Predicted Glycosyl Transferase Genes Located Outside of the HEP Island are Required for Formation of Heterocyst Envelope Polysaccharide in Anabaena sp. strain PCC 7120

Yu Wang, Sigal Lechno-Yossef, Yangmin Gong, Qing Fan, C. Peter Wolk, and Xudong Xu*

The State Key Laboratory of Freshwater Ecology and Biotechnology, Institute of Hydrobiology, Chinese Academy of Sciences, Wuhan, Hubei 430072, PR China, and MSU-DOE Plant Research Laboratory and Department of Plant Biology, Michigan State University, East Lansing, Michigan 48824, U.S.A.

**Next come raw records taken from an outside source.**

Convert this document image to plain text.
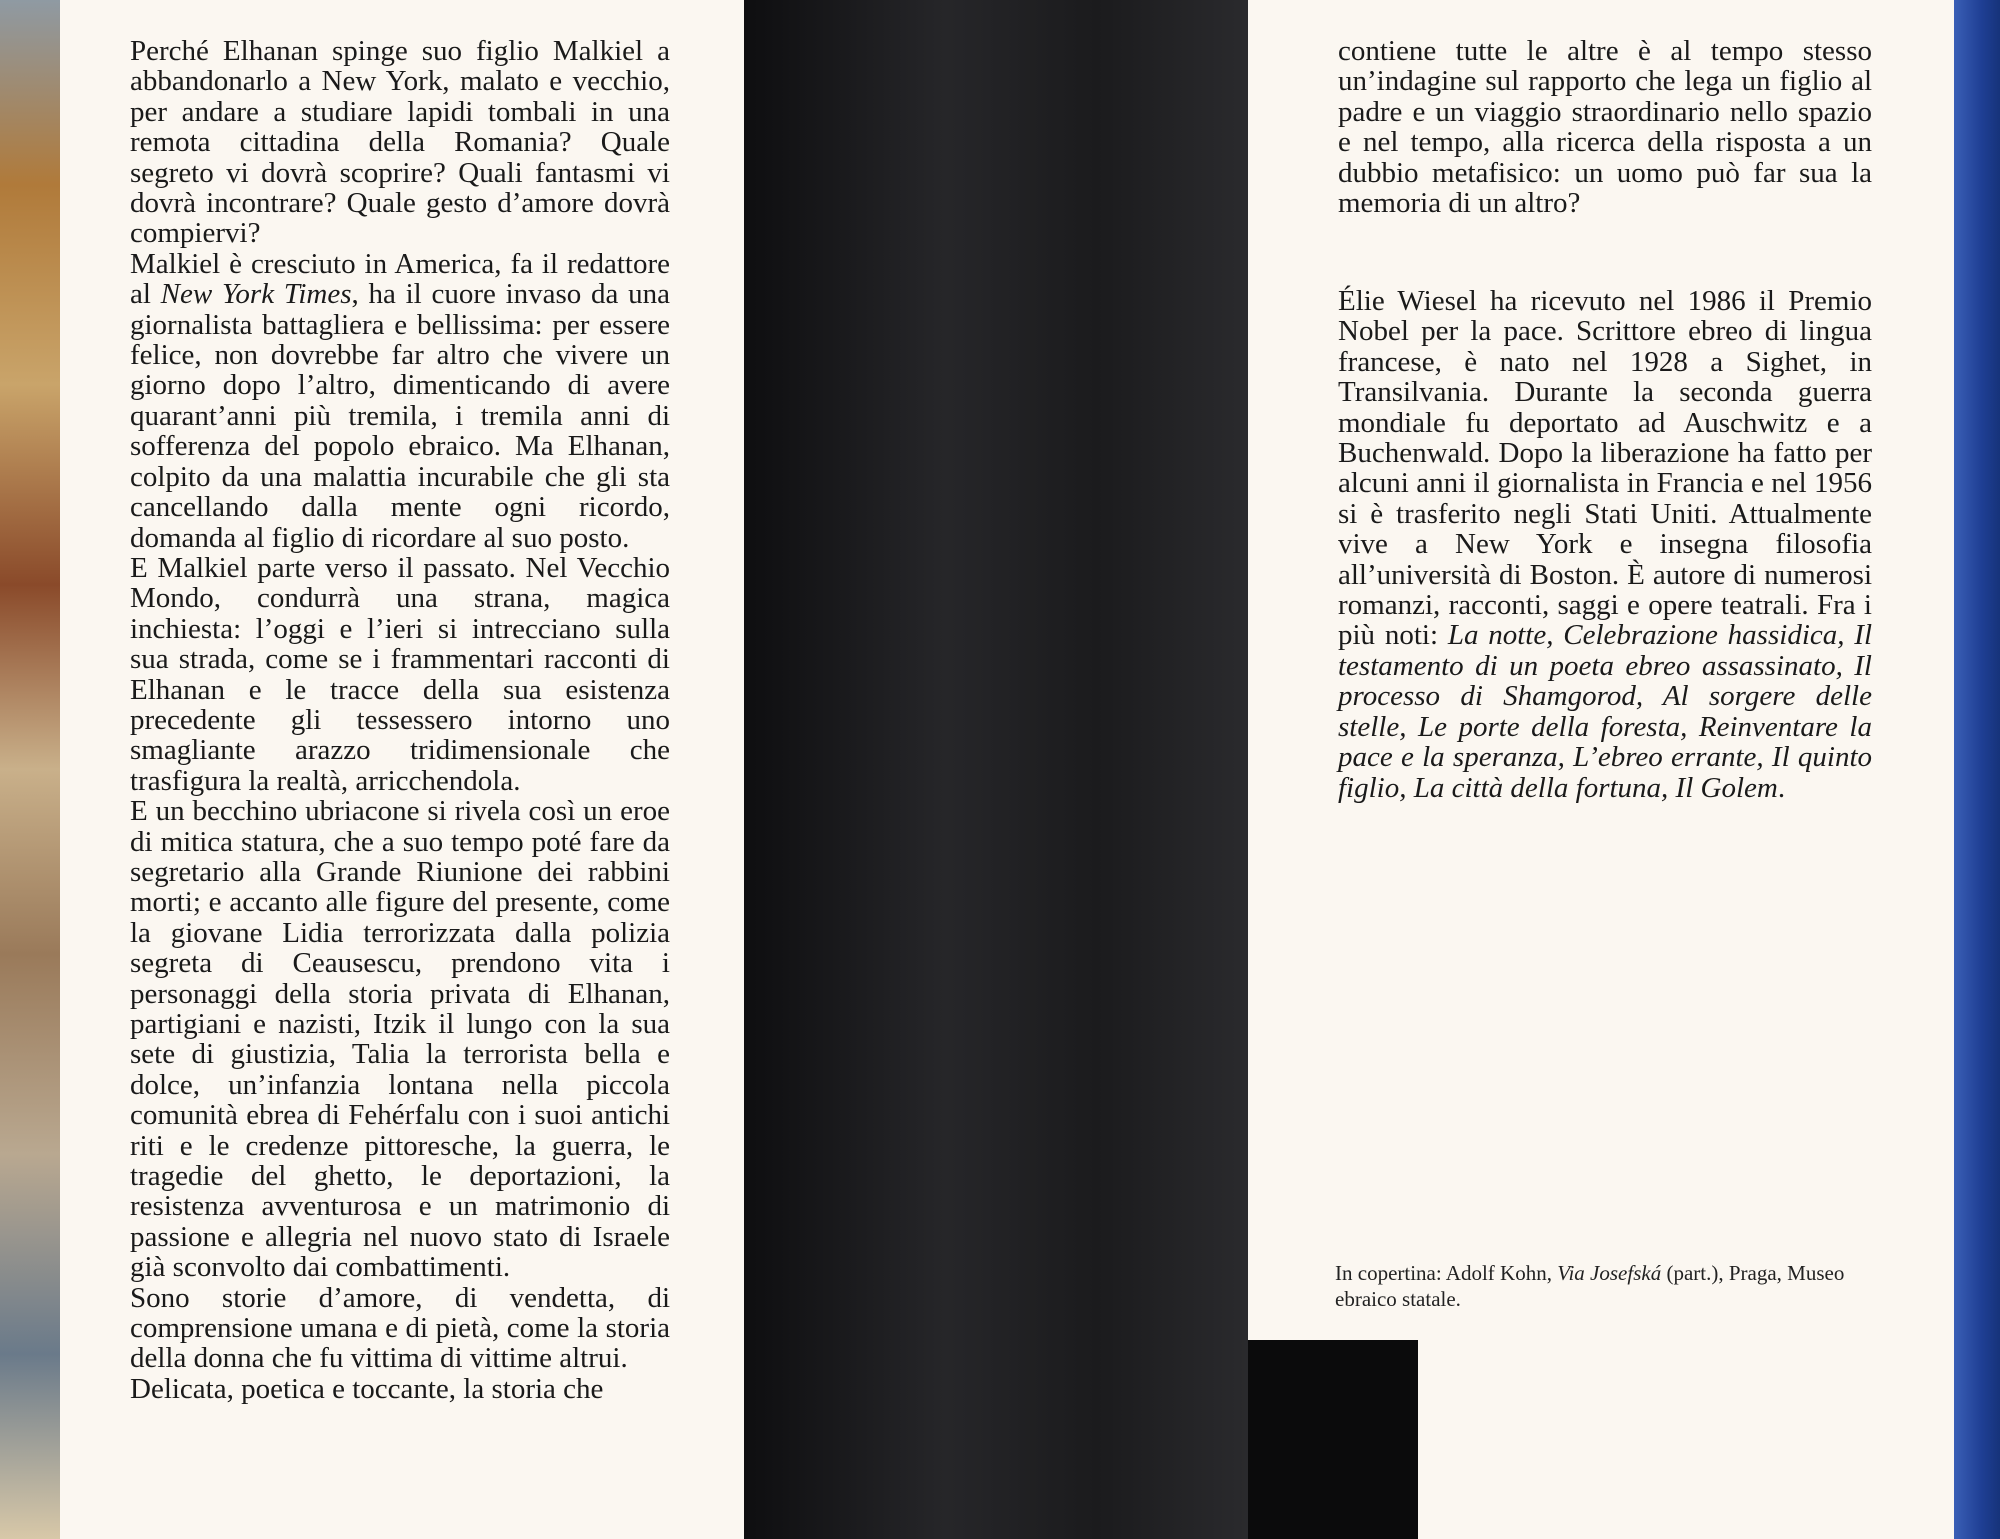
Perché Elhanan spinge suo figlio Malkiel a abbandonarlo a New York, malato e vecchio, per andare a studiare lapidi tombali in una remota cittadina della Romania? Quale segreto vi dovrà scoprire? Quali fantasmi vi dovrà incontrare? Quale gesto d’amore dovrà compiervi?

Malkiel è cresciuto in America, fa il redattore al New York Times, ha il cuore invaso da una giornalista battagliera e bellissima: per essere felice, non dovrebbe far altro che vivere un giorno dopo l’altro, dimenticando di avere quarant’anni più tremila, i tremila anni di sofferenza del popolo ebraico. Ma Elhanan, colpito da una malattia incurabile che gli sta cancellando dalla mente ogni ricordo, domanda al figlio di ricordare al suo posto.

E Malkiel parte verso il passato. Nel Vecchio Mondo, condurrà una strana, magica inchiesta: l’oggi e l’ieri si intrecciano sulla sua strada, come se i frammentari racconti di Elhanan e le tracce della sua esistenza precedente gli tessessero intorno uno smagliante arazzo tridimensionale che trasfigura la realtà, arricchendola.

E un becchino ubriacone si rivela così un eroe di mitica statura, che a suo tempo poté fare da segretario alla Grande Riunione dei rabbini morti; e accanto alle figure del presente, come la giovane Lidia terrorizzata dalla polizia segreta di Ceausescu, prendono vita i personaggi della storia privata di Elhanan, partigiani e nazisti, Itzik il lungo con la sua sete di giustizia, Talia la terrorista bella e dolce, un’infanzia lontana nella piccola comunità ebrea di Fehérfalu con i suoi antichi riti e le credenze pittoresche, la guerra, le tragedie del ghetto, le deportazioni, la resistenza avventurosa e un matrimonio di passione e allegria nel nuovo stato di Israele già sconvolto dai combattimenti.

Sono storie d’amore, di vendetta, di comprensione umana e di pietà, come la storia della donna che fu vittima di vittime altrui.

Delicata, poetica e toccante, la storia che

contiene tutte le altre è al tempo stesso un’indagine sul rapporto che lega un figlio al padre e un viaggio straordinario nello spazio e nel tempo, alla ricerca della risposta a un dubbio metafisico: un uomo può far sua la memoria di un altro?

Élie Wiesel ha ricevuto nel 1986 il Premio Nobel per la pace. Scrittore ebreo di lingua francese, è nato nel 1928 a Sighet, in Transilvania. Durante la seconda guerra mondiale fu deportato ad Auschwitz e a Buchenwald. Dopo la liberazione ha fatto per alcuni anni il giornalista in Francia e nel 1956 si è trasferito negli Stati Uniti. Attualmente vive a New York e insegna filosofia all’università di Boston. È autore di numerosi romanzi, racconti, saggi e opere teatrali. Fra i più noti: La notte, Celebrazione hassidica, Il testamento di un poeta ebreo assassinato, Il processo di Shamgorod, Al sorgere delle stelle, Le porte della foresta, Reinventare la pace e la speranza, L’ebreo errante, Il quinto figlio, La città della fortuna, Il Golem.

In copertina: Adolf Kohn, Via Josefská (part.), Praga, Museo ebraico statale.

* To whom correspondence should be addressed. Email: xux{at}ihb.ac.cn.


   Abstract

Heterocysts, during maturation, form an envelope layer of polysaccharide, denoted HEP, whose synthesis depends on a cluster of genes, the HEP island, and on an additional, distantly positioned gene, hepB or a gene immediately downstream from it. We show that HEP formation depends upon predicted glycosyl transferase genes all4160, at a third locus, and alr3699, adjacent to hepB and co-transcribed with it. Mutations in histidine kinase genes hepN and hepK appear to silence the promoter of hepB and incompletely down-regulate all4160.